Chain restaurants are ubiquitous - they infest every town centre with their generic cuisine, whether its pizzas and pastas, burgers or a slightly soggy risotto. With menus the same across the country, food shipped in from a single source many miles away, themed decor and often irritating muzak, eating at chain restuarants may not be a terrible experience, but it is rarely a great one.
The world's largest restaurant, McDonalds, has nearly 40,000 restaurants across 120 countries, and they serve 69 million people a day, with the golden arches logo recognisable across the world.
It was in fact a McDonalds being built at the foot of the Spanish Steps in Rome which started the whole Slow Food Movement in 1986. 25 years later, the movement has over 150,000 members across 150 countries, with the emphasis on locally produced, good quality food.
The same applies to coffee shops such as Costa or Starbucks - they have filled high streets, petrol stations, canteens, popular beauty spots; they are everywhere.
Starbucks has over 30,000 shops in 70 countries, Costa has nearly 4,000 across 3 continents. People used to dream of running their own little coffee shop, but few bother now when the competition is this fierce. Peaceful and quirky little tea rooms are now becoming a thing of the past, instead we only get to chose between the large chains.
Reasons to avoid chain restaurants
1. The food is often sourced from a single supplier and shipped many miles across country to get to the individual restaurants, usually by polluting trucks, planes and container ships.
2. Local food producers, who don't supply in high volume and can't afford to slash their profits, get priced out of the market.
3. Local specialities are usually ignored for menus which can be used across the whole chain, meaning that not only do customers not get to try new things, but that local speciality producers get ignored.
4. Food is often heavily packed with chemicals to extend its shelf life for both transportation purposes and to cut wastage. Flavour enhancers are used to disguise the lower quality produce.
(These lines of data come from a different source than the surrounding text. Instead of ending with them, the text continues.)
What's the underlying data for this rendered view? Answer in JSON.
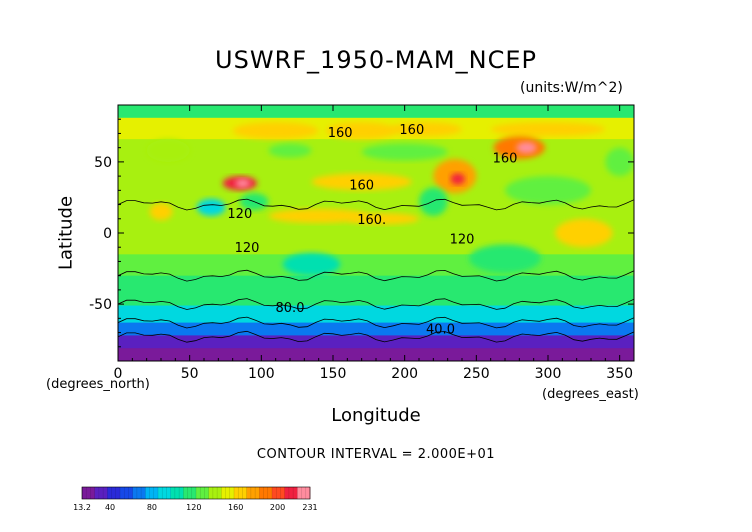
{
  "chart_data": {
    "type": "heatmap",
    "title": "USWRF_1950-MAM_NCEP",
    "units_label": "(units:W/m^2)",
    "xlabel": "Longitude",
    "ylabel": "Latitude",
    "x_units_label": "(degrees_north)",
    "x_units_label_right": "(degrees_east)",
    "contour_interval_label": "CONTOUR INTERVAL = 2.000E+01",
    "xlim": [
      0,
      360
    ],
    "ylim": [
      -90,
      90
    ],
    "x_ticks": [
      0,
      50,
      100,
      150,
      200,
      250,
      300,
      350
    ],
    "y_ticks": [
      -50,
      0,
      50
    ],
    "contour_labels": [
      {
        "text": "160",
        "lon": 155,
        "lat": 71
      },
      {
        "text": "160",
        "lon": 205,
        "lat": 73
      },
      {
        "text": "160",
        "lon": 270,
        "lat": 53
      },
      {
        "text": "160",
        "lon": 170,
        "lat": 34
      },
      {
        "text": "160.",
        "lon": 177,
        "lat": 10
      },
      {
        "text": "120",
        "lon": 85,
        "lat": 14
      },
      {
        "text": "120",
        "lon": 90,
        "lat": -10
      },
      {
        "text": "120",
        "lon": 240,
        "lat": -4
      },
      {
        "text": "80.0",
        "lon": 120,
        "lat": -52
      },
      {
        "text": "40.0",
        "lon": 225,
        "lat": -67
      }
    ],
    "colorbar": {
      "min": 13.2,
      "max": 231,
      "tick_labels": [
        "13.2",
        "40",
        "80",
        "120",
        "160",
        "200",
        "231"
      ],
      "tick_values": [
        13.2,
        40,
        80,
        120,
        160,
        200,
        231
      ],
      "colors": [
        "#7a1a9a",
        "#5a20c0",
        "#2a2ad8",
        "#1648e8",
        "#0a78f0",
        "#00b4f4",
        "#00d8e0",
        "#00e0b0",
        "#28e870",
        "#60f040",
        "#a8f010",
        "#e6f000",
        "#ffd000",
        "#ffa000",
        "#ff7800",
        "#ff4a20",
        "#f02040",
        "#ff8c9e"
      ]
    }
  }
}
5. Food prepared in chain restuarants is often highly calorific, with large portions and increased chemicals meaning a higher level of bad food groups.
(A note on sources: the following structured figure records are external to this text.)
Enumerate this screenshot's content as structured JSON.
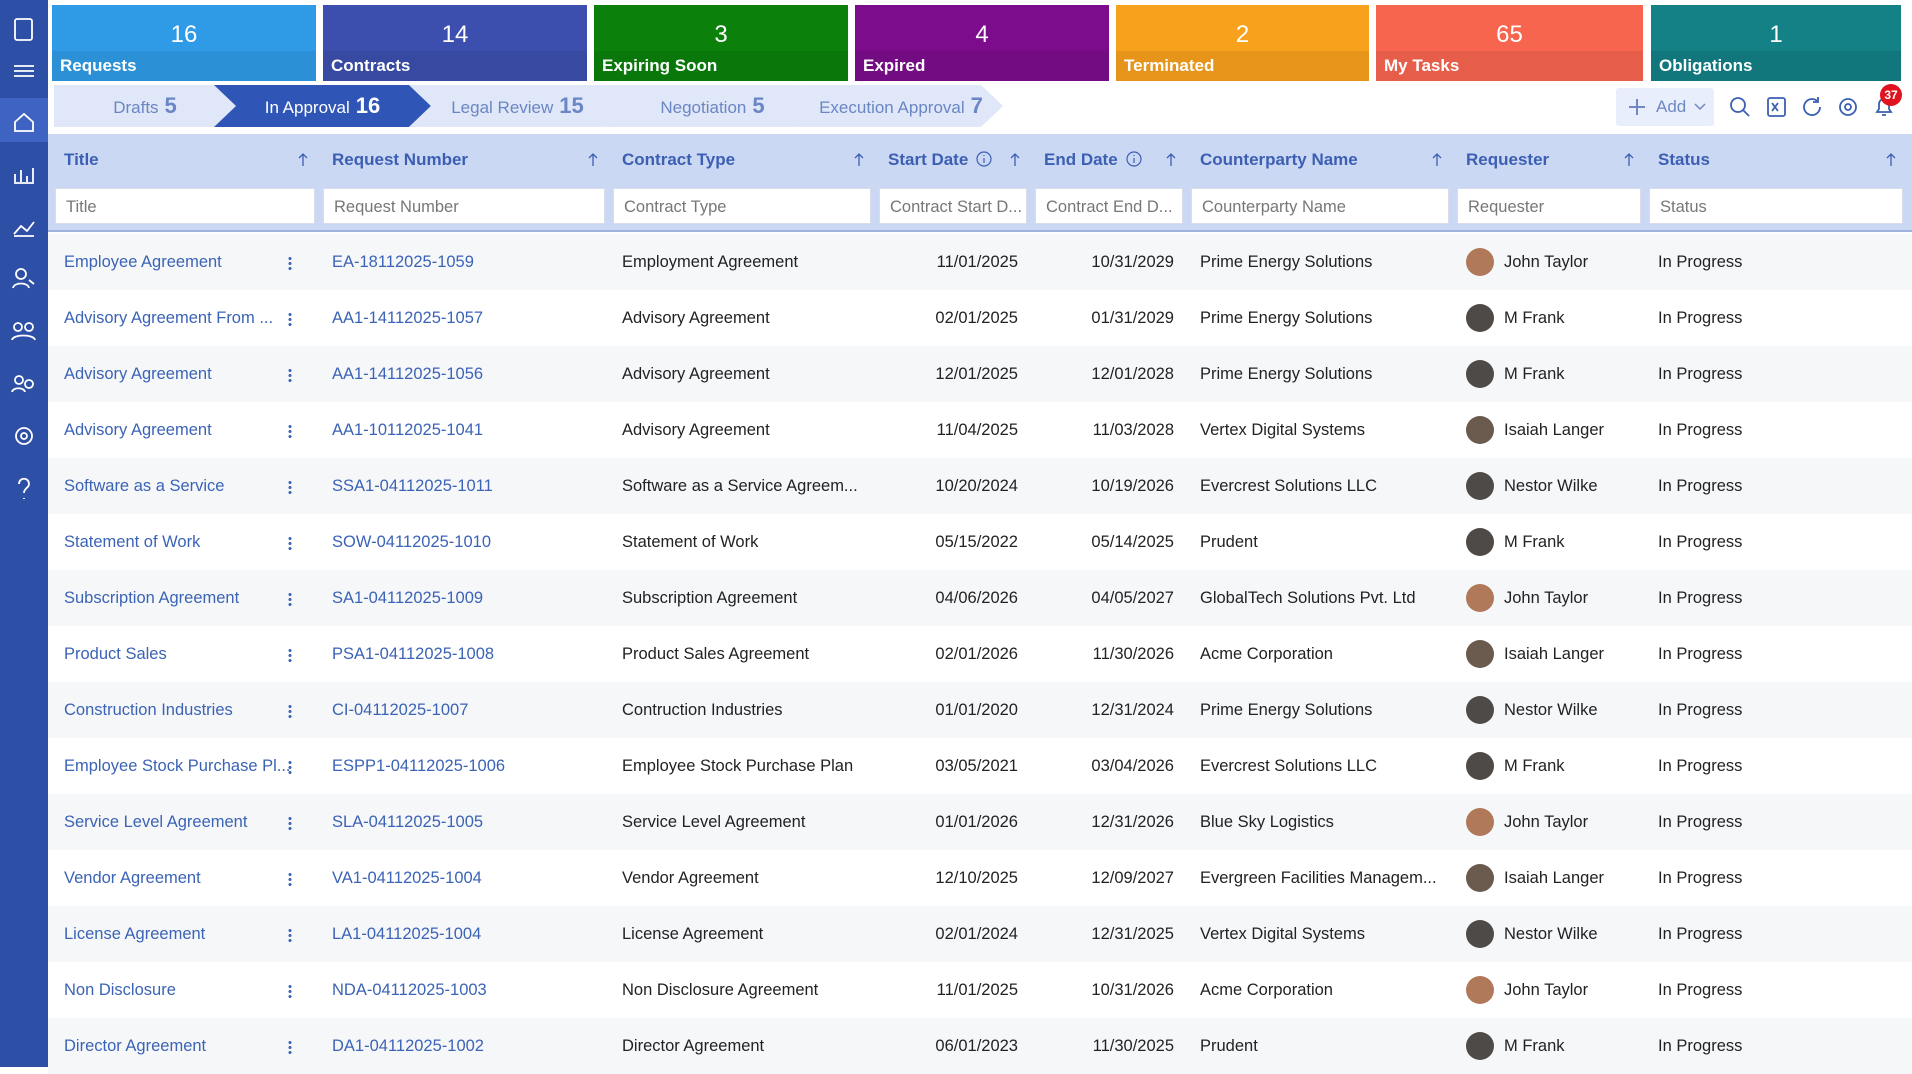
{
  "tiles": [
    {
      "count": 16,
      "label": "Requests",
      "color": "#2f9be6"
    },
    {
      "count": 14,
      "label": "Contracts",
      "color": "#3c4fae"
    },
    {
      "count": 3,
      "label": "Expiring Soon",
      "color": "#0b800b"
    },
    {
      "count": 4,
      "label": "Expired",
      "color": "#7c0c8c"
    },
    {
      "count": 2,
      "label": "Terminated",
      "color": "#f8a11c"
    },
    {
      "count": 65,
      "label": "My Tasks",
      "color": "#f8654f"
    },
    {
      "count": 1,
      "label": "Obligations",
      "color": "#138186"
    }
  ],
  "stages": [
    {
      "label": "Drafts",
      "count": 5,
      "active": false
    },
    {
      "label": "In Approval",
      "count": 16,
      "active": true
    },
    {
      "label": "Legal Review",
      "count": 15,
      "active": false
    },
    {
      "label": "Negotiation",
      "count": 5,
      "active": false
    },
    {
      "label": "Execution Approval",
      "count": 7,
      "active": false
    }
  ],
  "toolbar": {
    "add": "Add",
    "notifications": 37
  },
  "table": {
    "columns": [
      {
        "label": "Title",
        "placeholder": "Title"
      },
      {
        "label": "Request Number",
        "placeholder": "Request Number"
      },
      {
        "label": "Contract Type",
        "placeholder": "Contract Type"
      },
      {
        "label": "Start Date",
        "placeholder": "Contract Start D..."
      },
      {
        "label": "End Date",
        "placeholder": "Contract End D..."
      },
      {
        "label": "Counterparty Name",
        "placeholder": "Counterparty Name"
      },
      {
        "label": "Requester",
        "placeholder": "Requester"
      },
      {
        "label": "Status",
        "placeholder": "Status"
      }
    ],
    "rows": [
      [
        "Employee Agreement",
        "EA-18112025-1059",
        "Employment Agreement",
        "11/01/2025",
        "10/31/2029",
        "Prime Energy Solutions",
        "John Taylor",
        "In Progress"
      ],
      [
        "Advisory Agreement From ...",
        "AA1-14112025-1057",
        "Advisory Agreement",
        "02/01/2025",
        "01/31/2029",
        "Prime Energy Solutions",
        "M Frank",
        "In Progress"
      ],
      [
        "Advisory Agreement",
        "AA1-14112025-1056",
        "Advisory Agreement",
        "12/01/2025",
        "12/01/2028",
        "Prime Energy Solutions",
        "M Frank",
        "In Progress"
      ],
      [
        "Advisory Agreement",
        "AA1-10112025-1041",
        "Advisory Agreement",
        "11/04/2025",
        "11/03/2028",
        "Vertex Digital Systems",
        "Isaiah Langer",
        "In Progress"
      ],
      [
        "Software as a Service",
        "SSA1-04112025-1011",
        "Software as a Service Agreem...",
        "10/20/2024",
        "10/19/2026",
        "Evercrest Solutions LLC",
        "Nestor Wilke",
        "In Progress"
      ],
      [
        "Statement of Work",
        "SOW-04112025-1010",
        "Statement of Work",
        "05/15/2022",
        "05/14/2025",
        "Prudent",
        "M Frank",
        "In Progress"
      ],
      [
        "Subscription Agreement",
        "SA1-04112025-1009",
        "Subscription Agreement",
        "04/06/2026",
        "04/05/2027",
        "GlobalTech Solutions Pvt. Ltd",
        "John Taylor",
        "In Progress"
      ],
      [
        "Product Sales",
        "PSA1-04112025-1008",
        "Product Sales Agreement",
        "02/01/2026",
        "11/30/2026",
        "Acme Corporation",
        "Isaiah Langer",
        "In Progress"
      ],
      [
        "Construction Industries",
        "CI-04112025-1007",
        "Contruction Industries",
        "01/01/2020",
        "12/31/2024",
        "Prime Energy Solutions",
        "Nestor Wilke",
        "In Progress"
      ],
      [
        "Employee Stock Purchase Pl...",
        "ESPP1-04112025-1006",
        "Employee Stock Purchase Plan",
        "03/05/2021",
        "03/04/2026",
        "Evercrest Solutions LLC",
        "M Frank",
        "In Progress"
      ],
      [
        "Service Level Agreement",
        "SLA-04112025-1005",
        "Service Level Agreement",
        "01/01/2026",
        "12/31/2026",
        "Blue Sky Logistics",
        "John Taylor",
        "In Progress"
      ],
      [
        "Vendor Agreement",
        "VA1-04112025-1004",
        "Vendor Agreement",
        "12/10/2025",
        "12/09/2027",
        "Evergreen Facilities Managem...",
        "Isaiah Langer",
        "In Progress"
      ],
      [
        "License Agreement",
        "LA1-04112025-1004",
        "License Agreement",
        "02/01/2024",
        "12/31/2025",
        "Vertex Digital Systems",
        "Nestor Wilke",
        "In Progress"
      ],
      [
        "Non Disclosure",
        "NDA-04112025-1003",
        "Non Disclosure Agreement",
        "11/01/2025",
        "10/31/2026",
        "Acme Corporation",
        "John Taylor",
        "In Progress"
      ],
      [
        "Director Agreement",
        "DA1-04112025-1002",
        "Director Agreement",
        "06/01/2023",
        "11/30/2025",
        "Prudent",
        "M Frank",
        "In Progress"
      ]
    ]
  }
}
6. The prevalence of chains means that local entrepeneurs get priced out of the market, unable to afford business rental rates.
7. Food is often part-cooked at the chains supply depot, rather than in the restaurant, so you often end up eating food which was cooked months ago, frozen and then heated in a microwave just before being served to you. Nutrients are severly diminished, as is the taste.
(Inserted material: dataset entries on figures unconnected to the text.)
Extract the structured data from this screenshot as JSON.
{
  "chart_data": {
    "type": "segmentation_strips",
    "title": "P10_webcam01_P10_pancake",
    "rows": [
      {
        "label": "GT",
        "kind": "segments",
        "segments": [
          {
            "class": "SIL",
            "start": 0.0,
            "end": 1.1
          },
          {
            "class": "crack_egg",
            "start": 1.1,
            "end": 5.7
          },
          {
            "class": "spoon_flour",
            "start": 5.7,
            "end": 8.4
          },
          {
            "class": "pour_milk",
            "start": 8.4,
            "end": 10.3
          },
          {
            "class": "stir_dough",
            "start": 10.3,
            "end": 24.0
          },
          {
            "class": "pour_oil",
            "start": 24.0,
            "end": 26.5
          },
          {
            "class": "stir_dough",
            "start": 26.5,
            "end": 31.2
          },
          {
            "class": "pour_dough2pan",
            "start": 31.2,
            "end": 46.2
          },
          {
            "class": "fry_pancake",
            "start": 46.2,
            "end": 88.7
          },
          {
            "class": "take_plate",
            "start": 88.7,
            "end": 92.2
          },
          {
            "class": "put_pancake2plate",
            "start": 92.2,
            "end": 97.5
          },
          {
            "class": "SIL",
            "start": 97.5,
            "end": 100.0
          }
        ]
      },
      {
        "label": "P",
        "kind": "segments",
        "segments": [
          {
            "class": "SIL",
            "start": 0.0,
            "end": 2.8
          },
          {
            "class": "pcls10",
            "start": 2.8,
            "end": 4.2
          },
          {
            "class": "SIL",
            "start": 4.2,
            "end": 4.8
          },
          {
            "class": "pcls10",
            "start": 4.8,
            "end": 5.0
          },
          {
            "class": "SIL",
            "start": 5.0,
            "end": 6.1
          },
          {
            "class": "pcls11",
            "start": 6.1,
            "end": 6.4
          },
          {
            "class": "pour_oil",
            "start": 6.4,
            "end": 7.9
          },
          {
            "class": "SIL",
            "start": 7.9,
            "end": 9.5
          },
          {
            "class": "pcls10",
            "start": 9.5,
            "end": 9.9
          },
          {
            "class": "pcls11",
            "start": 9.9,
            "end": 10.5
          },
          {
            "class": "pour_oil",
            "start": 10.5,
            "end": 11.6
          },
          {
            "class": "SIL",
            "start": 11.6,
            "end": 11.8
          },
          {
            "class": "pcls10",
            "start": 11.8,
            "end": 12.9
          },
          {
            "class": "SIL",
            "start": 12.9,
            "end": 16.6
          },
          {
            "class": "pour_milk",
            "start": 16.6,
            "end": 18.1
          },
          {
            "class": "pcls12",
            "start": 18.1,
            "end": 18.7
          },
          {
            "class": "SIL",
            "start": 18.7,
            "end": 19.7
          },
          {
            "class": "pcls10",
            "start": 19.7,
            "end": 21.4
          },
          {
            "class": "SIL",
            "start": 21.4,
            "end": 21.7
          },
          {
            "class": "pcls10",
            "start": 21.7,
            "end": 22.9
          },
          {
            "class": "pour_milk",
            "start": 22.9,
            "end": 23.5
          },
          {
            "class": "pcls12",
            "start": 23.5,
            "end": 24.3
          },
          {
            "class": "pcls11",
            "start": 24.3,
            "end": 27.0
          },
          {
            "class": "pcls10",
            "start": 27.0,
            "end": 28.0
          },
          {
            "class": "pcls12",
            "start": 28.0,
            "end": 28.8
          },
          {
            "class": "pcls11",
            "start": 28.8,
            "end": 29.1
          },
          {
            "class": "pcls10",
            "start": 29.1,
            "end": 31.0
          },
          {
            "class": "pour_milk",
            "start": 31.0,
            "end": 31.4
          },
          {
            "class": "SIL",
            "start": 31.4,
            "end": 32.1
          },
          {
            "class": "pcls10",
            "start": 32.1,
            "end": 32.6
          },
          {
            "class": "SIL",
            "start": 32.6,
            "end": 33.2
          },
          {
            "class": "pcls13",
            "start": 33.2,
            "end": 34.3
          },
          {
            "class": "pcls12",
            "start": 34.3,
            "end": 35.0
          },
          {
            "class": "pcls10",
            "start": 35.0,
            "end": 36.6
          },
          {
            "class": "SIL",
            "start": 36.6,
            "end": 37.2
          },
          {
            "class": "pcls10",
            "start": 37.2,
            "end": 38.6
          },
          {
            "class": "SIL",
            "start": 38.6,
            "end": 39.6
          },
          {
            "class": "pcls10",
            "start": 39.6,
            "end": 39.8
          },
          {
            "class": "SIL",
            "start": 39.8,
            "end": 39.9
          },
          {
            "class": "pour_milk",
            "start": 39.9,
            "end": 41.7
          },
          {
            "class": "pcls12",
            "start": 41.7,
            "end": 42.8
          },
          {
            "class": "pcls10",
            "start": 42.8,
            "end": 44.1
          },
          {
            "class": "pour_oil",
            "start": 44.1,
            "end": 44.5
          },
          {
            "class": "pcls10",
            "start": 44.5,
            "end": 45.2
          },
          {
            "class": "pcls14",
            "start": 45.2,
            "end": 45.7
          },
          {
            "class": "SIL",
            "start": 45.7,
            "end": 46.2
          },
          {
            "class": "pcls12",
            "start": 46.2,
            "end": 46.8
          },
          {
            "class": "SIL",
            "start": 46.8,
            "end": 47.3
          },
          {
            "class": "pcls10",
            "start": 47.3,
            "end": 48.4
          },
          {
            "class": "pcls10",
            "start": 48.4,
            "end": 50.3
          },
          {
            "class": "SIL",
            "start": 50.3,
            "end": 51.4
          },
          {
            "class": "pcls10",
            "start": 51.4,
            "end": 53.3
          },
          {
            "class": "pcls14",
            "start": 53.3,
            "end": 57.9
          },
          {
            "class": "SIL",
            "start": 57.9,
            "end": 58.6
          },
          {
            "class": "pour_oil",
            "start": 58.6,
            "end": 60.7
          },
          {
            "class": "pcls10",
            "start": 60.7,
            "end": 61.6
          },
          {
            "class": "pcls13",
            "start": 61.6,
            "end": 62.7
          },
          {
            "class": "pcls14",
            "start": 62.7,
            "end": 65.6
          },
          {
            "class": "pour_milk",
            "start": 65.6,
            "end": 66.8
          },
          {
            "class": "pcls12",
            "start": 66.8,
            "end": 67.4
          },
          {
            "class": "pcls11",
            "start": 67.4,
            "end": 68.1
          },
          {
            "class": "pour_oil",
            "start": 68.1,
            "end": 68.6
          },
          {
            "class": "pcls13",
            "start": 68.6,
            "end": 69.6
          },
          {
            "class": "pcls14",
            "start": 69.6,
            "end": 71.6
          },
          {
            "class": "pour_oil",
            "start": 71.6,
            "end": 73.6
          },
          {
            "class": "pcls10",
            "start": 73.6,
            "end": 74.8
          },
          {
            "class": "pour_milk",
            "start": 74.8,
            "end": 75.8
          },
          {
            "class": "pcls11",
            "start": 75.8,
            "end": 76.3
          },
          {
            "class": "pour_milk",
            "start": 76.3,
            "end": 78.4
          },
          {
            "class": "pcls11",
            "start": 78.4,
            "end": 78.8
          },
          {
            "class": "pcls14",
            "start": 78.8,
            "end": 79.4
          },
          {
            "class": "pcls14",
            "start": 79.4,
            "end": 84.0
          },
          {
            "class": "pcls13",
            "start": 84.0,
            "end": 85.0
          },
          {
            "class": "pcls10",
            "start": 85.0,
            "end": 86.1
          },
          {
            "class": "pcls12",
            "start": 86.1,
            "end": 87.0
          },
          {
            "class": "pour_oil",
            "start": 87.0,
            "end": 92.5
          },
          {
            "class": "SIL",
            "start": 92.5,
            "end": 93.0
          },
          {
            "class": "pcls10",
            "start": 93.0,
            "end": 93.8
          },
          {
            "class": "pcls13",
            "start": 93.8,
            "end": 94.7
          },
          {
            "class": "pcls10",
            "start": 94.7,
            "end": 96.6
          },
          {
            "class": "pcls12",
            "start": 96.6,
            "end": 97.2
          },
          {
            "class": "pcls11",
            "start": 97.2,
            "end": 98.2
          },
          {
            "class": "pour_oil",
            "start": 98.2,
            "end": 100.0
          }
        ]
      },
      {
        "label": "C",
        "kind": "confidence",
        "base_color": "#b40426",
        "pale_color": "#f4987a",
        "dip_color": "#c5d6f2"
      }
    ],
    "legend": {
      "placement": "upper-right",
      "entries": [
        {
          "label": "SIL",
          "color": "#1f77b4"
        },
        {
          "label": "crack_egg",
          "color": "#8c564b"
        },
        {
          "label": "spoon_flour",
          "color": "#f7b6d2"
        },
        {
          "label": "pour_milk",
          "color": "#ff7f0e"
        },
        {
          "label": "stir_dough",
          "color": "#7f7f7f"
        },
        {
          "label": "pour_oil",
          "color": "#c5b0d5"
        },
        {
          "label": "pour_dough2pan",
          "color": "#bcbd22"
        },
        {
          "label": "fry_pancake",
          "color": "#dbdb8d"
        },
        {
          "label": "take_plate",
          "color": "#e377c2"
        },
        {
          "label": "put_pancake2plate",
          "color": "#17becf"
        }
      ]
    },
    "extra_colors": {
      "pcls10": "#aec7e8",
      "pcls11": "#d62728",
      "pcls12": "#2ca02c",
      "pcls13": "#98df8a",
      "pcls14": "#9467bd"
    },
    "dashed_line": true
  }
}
8. The ambience of the restaurant is the same as in every other in the chain - you get the same themed decor, same muzak, same uniformed staff. It is bland, generic, uninspiring and boring.
9. Chain restaurants don't care so much about reviews, so they put less effort into customer service or good cooking.
10. Your money goes off to head office, often in a different country, and doesn't get spent in the local community.
Reasons to Eat Local
1. Locally owned restaurants can be far more selective about where their food comes from, with no compulsion to buy from a supplier many miles away. This means that you are far more likely to eat food which has no food miles on it, maintaining its nutritional qualities and meaning that the owner can shop around for the best flavours for their dishes.
2. You are far more likely to be able to try local specialities and local dishes, and the menu may well have more unusual options that you just couldn't find elsewhere.
3. The restaurant or cafe will be unique in its style, decor and layout.
4. Owners and staff are more likely to chat to customers, seeing the benefits of taking the time to get to know their customers and develop a rapport.
5. Menus are more likely to change on a weekly or even daily basis.
6. Staff care a lot more about reviews, as a bad review can break a small business, so you will probably get much better levels of customer service.
7. With food prepared on site, you are able to ask for alterations to a dish.
8. Smaller, locally owned restaurants are less likely to generate so much food waste as they are more conscious of their overheads.